Friday Lunch: Assistant Professor Sharon Li

This event has passed.

Memorial Union, 800 Langdon St. (Room Information Shared Upon Registration)
@ 12:00 pm - 1:00 pm

Steering Large Language Models by Human Preferences

Large language models (LLMs) trained on massive datasets exhibit remarkable abilities, but at the same time, these models can inadvertently generate misinformation and harmful outputs. This concern underscores the urgent challenge of language model alignment: ensuring these models’ behaviors agree with human preferences and safety considerations. In recent years, a spectrum of alignment strategies have emerged, with prominent methods showcasing the effectiveness of reinforcement learning with human feedback (RLHF).

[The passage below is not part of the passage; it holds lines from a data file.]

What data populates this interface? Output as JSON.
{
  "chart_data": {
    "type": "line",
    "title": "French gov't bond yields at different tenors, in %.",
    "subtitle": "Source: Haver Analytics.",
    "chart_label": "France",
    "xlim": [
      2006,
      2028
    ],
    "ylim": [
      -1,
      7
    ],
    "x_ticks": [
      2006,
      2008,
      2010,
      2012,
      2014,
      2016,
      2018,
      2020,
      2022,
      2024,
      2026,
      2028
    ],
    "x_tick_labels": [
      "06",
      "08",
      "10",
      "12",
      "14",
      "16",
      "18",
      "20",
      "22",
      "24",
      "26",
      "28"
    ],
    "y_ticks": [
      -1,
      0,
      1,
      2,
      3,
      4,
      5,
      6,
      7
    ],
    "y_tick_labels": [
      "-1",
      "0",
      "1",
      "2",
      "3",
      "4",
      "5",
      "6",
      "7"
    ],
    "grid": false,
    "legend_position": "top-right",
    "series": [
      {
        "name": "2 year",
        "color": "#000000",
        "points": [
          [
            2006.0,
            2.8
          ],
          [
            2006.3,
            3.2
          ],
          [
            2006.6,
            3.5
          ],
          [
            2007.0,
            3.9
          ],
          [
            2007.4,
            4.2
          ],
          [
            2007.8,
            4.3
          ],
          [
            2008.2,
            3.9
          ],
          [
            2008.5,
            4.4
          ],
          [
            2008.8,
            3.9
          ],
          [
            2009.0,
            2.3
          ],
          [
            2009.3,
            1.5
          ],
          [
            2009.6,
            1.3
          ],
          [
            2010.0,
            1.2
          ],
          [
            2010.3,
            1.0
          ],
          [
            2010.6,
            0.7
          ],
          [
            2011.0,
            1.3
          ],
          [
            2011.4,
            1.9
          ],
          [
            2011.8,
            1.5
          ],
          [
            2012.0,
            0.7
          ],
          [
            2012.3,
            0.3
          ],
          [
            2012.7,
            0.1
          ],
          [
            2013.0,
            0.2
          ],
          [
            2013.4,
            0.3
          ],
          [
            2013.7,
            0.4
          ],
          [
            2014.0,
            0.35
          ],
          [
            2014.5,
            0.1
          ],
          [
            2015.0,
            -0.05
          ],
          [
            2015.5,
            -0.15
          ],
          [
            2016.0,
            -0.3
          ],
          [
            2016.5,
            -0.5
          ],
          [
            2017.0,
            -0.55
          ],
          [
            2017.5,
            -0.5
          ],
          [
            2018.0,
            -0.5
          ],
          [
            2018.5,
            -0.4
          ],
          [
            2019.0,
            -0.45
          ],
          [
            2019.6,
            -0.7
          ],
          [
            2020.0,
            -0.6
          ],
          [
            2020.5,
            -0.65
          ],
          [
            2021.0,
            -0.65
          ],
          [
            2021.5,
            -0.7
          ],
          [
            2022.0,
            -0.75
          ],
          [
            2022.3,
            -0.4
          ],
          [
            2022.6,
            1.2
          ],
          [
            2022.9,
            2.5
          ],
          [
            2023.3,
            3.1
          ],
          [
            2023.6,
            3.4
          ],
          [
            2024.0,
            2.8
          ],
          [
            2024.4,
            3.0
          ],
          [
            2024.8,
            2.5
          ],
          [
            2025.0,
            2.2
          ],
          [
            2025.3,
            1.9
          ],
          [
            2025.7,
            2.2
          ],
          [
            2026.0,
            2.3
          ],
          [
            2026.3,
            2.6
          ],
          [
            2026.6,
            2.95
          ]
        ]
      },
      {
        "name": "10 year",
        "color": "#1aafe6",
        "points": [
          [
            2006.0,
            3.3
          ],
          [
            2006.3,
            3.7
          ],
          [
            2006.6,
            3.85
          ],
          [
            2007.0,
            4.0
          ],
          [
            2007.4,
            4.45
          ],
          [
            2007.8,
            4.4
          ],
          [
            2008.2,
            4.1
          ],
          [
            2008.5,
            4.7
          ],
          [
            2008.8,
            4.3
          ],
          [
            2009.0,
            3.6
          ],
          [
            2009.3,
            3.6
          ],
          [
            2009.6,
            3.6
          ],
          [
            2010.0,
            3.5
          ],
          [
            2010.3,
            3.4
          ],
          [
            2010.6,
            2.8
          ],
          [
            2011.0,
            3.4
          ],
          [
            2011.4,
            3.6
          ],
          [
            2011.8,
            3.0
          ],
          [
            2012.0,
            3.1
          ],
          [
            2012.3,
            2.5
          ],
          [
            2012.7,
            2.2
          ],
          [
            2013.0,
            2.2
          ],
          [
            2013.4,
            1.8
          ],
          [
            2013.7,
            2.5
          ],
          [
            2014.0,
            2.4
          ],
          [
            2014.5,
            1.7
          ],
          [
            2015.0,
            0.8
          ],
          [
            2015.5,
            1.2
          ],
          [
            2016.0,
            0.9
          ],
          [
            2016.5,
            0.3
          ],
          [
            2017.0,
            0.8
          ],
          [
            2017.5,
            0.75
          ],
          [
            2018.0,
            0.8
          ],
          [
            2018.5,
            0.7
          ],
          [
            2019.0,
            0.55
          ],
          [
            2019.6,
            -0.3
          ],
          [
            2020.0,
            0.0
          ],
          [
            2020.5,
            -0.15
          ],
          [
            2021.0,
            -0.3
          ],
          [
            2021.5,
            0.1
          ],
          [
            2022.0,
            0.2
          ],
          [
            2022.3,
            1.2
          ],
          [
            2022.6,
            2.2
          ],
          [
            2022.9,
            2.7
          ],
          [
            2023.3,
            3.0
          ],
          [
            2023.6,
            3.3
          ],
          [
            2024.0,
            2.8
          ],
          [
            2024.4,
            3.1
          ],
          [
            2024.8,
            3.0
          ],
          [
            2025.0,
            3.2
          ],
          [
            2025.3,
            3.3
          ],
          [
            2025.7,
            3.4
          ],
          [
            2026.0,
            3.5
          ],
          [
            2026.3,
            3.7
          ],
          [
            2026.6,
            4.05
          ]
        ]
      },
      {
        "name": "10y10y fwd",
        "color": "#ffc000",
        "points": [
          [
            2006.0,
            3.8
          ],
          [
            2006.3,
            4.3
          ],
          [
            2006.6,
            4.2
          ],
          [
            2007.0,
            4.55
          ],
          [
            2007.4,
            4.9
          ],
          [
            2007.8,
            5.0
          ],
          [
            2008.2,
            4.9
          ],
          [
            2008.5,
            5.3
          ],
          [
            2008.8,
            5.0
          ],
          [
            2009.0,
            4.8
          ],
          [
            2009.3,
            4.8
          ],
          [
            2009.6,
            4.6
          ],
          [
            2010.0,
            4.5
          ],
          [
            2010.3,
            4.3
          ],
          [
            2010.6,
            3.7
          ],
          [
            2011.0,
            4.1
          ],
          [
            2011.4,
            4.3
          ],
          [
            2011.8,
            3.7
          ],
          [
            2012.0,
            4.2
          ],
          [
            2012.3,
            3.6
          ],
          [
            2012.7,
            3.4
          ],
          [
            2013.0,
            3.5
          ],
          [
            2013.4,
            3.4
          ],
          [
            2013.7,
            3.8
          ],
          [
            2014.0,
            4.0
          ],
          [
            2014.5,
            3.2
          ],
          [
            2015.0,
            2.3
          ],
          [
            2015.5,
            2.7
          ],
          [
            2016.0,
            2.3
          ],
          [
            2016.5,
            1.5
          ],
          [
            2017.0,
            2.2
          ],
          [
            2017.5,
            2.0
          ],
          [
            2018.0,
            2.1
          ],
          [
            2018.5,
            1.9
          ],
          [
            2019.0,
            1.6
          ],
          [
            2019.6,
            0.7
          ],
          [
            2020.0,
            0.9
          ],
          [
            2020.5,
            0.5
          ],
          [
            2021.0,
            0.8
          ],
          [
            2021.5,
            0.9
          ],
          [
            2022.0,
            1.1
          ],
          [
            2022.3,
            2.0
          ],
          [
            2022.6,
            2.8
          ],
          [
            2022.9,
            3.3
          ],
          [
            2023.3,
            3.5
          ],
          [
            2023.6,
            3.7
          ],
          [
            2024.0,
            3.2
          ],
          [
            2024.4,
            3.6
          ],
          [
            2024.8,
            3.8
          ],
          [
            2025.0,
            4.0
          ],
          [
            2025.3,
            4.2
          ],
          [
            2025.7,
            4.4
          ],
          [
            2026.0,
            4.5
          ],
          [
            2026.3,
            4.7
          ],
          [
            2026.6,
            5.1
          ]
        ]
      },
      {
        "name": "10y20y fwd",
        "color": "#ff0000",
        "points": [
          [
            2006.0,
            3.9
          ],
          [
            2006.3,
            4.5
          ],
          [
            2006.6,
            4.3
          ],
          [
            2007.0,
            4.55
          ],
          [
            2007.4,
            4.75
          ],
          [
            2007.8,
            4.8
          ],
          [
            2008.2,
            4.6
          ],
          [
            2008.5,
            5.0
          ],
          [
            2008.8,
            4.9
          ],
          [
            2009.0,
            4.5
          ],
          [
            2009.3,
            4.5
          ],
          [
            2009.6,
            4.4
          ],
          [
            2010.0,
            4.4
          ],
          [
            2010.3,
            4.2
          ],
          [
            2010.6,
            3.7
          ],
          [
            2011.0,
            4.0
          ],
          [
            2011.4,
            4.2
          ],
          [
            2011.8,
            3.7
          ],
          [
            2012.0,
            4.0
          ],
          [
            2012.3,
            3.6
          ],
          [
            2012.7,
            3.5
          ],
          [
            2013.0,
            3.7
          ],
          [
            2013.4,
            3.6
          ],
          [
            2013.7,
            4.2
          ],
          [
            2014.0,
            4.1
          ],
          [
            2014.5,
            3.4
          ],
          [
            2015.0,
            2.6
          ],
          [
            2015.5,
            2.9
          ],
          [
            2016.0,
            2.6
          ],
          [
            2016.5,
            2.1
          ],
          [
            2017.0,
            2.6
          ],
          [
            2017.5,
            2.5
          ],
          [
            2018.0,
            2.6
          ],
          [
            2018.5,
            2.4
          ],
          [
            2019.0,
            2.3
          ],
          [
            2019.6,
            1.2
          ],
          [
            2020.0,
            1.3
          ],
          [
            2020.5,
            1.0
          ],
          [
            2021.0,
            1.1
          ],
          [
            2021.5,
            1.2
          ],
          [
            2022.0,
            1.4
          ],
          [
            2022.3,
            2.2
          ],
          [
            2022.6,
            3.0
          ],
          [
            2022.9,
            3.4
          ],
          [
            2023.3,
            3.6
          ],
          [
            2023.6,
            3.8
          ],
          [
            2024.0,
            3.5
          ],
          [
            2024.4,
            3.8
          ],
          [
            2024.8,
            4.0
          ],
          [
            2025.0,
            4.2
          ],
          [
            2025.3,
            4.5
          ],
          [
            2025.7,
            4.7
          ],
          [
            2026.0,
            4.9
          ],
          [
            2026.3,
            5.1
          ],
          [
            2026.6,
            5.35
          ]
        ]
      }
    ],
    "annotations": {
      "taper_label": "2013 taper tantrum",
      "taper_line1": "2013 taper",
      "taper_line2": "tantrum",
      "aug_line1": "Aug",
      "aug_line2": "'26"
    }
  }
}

RLHF has gained widespread adoption among state-of-the-art models, including OpenAI’s GPT-4, Anthropic’s Claude, Google’s Bard, and Meta’s Llama 2-Chat. A pivotal component within RLHF is proximal policy optimization, which employs an external reward model that mirrors human preferences for its optimization process. Despite the promise, RLHF suffers from unstable and resource-intensive training. Furthermore, the need to repeat PPO training when altering the reward model hinders rapid customization to evolving datasets and emerging needs. In this Friday Lunch talk, Assistant Professor Sharon Li will discuss alternative paradigms on how we can achieve alignment without RL training.

Please note: A catered lunch will be provided at this Friday Lunch event. Seats are limited and available on a first-come basis. To register, please send an email to rsvp@humanities.wisc.edu with your name, title, or affiliation.

Download a poster in PDF or JPG.

Sharon Yixuan Li is an Assistant Professor in the Department of Computer Sciences at the University of Wisconsin-Madison. She received a Ph.D. from Cornell University in 2017, advised by John E. Hopcroft. Subsequently, she was a postdoctoral scholar in the Computer Science department at Stanford University. Her research focuses on the algorithmic and theoretical foundations of learning in open worlds. She is the recipient of the AFOSR Young Investigator Program (YIP) award, the NSF CAREER award, the MIT Technology Review TR-35 Award, Forbes30Under30 in Science, and multiple faculty research awards from Google, Meta, and Amazon. Her works received a NeurIPS Outstanding Paper Award, and an ICLR Outstanding Paper Award Honorable Mention in 2022.